The main cause of death in cancer patients with brain metastasis is not the brain lesion itself, but progression of systemic disease. ¹⁶ Therefore, systemic treatment should be considered seriously in NPC patients who develop brain metastases, especially in patients with other organ involvement concurrently. Unlike patients in previous studies, in addition to radiotherapy, our patient also received chemotherapy, WBRT, and immunotherapy with camrelizumab, an immune checkpoint inhibitor that is widely used in metastatic NPC. ¹⁷ As of June 2022, CR of the brain lesion had been achieved for 6 months without obvious neurological impairment, and the lung metastases remained stable under immunotherapy alone.

In conclusion, NPC is not a tumor with brain tropism, and the underlying mechanisms of metastasis to this uncommon site remain unclear.
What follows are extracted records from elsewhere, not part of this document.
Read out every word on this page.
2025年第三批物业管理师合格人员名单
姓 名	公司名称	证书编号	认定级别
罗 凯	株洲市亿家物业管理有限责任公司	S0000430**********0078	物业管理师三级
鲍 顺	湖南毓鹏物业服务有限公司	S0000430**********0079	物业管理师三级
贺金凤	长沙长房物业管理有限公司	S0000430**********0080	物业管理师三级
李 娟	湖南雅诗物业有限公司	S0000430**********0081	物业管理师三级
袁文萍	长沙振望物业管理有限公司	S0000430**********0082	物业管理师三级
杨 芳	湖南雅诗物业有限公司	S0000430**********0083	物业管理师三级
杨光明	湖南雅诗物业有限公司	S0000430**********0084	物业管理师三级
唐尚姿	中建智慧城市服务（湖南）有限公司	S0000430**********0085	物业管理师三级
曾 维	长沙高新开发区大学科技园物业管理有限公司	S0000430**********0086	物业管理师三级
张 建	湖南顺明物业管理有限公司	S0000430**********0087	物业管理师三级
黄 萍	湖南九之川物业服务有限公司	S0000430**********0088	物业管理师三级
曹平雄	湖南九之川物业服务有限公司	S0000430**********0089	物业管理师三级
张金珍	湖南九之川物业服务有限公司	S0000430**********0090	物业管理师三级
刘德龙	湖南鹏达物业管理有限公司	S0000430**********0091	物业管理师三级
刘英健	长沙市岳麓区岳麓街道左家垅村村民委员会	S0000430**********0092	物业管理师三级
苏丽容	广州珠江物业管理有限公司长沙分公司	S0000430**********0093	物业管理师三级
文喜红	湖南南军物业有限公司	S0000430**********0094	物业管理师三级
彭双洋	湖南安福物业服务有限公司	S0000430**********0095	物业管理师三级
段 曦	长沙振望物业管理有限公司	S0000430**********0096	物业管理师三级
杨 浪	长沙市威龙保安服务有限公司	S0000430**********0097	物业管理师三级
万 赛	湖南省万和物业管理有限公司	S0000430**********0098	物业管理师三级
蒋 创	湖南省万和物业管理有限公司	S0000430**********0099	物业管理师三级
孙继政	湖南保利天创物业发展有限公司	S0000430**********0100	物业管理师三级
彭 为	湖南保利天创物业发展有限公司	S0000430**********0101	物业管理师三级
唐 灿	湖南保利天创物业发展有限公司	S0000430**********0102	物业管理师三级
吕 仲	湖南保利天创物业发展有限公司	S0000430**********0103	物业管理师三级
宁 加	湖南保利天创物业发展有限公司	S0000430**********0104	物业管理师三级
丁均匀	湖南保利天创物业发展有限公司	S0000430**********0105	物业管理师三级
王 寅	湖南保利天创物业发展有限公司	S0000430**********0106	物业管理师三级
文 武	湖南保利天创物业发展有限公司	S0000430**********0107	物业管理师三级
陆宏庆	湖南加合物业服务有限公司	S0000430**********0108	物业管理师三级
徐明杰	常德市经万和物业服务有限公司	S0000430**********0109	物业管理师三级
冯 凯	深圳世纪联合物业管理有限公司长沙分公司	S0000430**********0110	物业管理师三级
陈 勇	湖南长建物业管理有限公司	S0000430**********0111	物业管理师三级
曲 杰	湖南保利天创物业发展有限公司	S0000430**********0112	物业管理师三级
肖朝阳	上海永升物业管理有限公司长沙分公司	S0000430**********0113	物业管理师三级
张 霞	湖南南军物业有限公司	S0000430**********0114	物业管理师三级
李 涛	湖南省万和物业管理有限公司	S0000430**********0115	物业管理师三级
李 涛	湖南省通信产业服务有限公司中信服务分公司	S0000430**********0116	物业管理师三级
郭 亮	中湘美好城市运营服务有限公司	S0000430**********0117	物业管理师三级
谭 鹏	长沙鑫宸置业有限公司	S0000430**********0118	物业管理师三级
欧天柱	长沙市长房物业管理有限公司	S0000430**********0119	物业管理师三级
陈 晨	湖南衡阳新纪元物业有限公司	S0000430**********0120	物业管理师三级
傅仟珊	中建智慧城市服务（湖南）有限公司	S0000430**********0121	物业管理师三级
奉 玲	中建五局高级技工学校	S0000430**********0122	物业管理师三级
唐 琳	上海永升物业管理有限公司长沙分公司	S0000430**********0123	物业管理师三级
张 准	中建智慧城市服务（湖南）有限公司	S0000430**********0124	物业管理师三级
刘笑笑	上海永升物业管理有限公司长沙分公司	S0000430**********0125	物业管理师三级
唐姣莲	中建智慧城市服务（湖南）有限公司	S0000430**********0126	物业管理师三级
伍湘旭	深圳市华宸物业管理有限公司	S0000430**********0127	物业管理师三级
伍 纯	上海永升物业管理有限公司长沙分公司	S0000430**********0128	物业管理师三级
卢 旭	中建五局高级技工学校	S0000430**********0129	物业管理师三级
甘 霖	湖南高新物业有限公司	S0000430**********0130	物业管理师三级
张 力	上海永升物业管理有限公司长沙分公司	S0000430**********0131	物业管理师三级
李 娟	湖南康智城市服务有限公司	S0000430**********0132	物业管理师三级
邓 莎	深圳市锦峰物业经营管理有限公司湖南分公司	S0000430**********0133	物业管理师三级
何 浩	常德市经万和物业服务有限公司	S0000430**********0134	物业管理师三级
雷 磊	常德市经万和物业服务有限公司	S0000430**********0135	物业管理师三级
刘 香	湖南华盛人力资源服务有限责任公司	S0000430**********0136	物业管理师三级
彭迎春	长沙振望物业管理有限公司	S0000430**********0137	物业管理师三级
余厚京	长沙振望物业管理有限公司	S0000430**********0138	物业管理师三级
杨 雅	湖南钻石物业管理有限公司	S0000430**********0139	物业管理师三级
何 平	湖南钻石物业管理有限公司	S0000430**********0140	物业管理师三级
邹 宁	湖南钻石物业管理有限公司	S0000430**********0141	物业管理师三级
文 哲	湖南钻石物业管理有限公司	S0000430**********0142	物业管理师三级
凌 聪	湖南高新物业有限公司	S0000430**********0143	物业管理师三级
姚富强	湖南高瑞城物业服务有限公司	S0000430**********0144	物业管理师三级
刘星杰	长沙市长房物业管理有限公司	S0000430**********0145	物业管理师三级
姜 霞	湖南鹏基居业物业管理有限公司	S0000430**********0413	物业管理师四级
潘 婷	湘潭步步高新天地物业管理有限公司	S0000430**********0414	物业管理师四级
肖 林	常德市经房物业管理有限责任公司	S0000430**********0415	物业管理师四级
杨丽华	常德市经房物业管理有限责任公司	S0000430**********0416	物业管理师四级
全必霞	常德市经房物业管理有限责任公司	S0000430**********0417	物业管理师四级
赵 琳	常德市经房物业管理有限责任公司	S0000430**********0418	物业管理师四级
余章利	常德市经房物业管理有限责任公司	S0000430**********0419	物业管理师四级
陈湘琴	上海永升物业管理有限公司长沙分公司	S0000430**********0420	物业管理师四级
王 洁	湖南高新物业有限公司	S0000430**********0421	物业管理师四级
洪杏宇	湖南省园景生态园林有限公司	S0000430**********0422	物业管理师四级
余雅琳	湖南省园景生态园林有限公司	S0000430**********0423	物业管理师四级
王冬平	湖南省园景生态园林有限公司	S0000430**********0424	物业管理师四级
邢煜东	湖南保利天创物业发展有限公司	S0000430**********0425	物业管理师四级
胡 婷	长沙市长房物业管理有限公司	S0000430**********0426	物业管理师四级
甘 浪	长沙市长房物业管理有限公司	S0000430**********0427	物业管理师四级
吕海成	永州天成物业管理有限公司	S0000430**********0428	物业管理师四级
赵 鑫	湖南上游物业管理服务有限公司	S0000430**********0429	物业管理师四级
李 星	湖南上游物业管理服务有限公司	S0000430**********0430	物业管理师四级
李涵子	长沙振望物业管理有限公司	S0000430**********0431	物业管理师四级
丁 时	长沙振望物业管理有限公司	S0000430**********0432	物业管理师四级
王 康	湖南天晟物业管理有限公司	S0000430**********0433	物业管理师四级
Hematogenous NPC cell spread to the CNS may be the most probable route, as opposed to the CSF, especially for patients with earlier initial tumor T stage and other organ involvement. Although there is no standard treatment for brain metastasis of NPC, the combination of surgery and radiotherapy appears best. Given the satisfactory short-term effects achieved with combined therapy in our patient, we suggest this alternative regimen to treat this rare brain metastases in similar cases, until a better treatment mode is identified.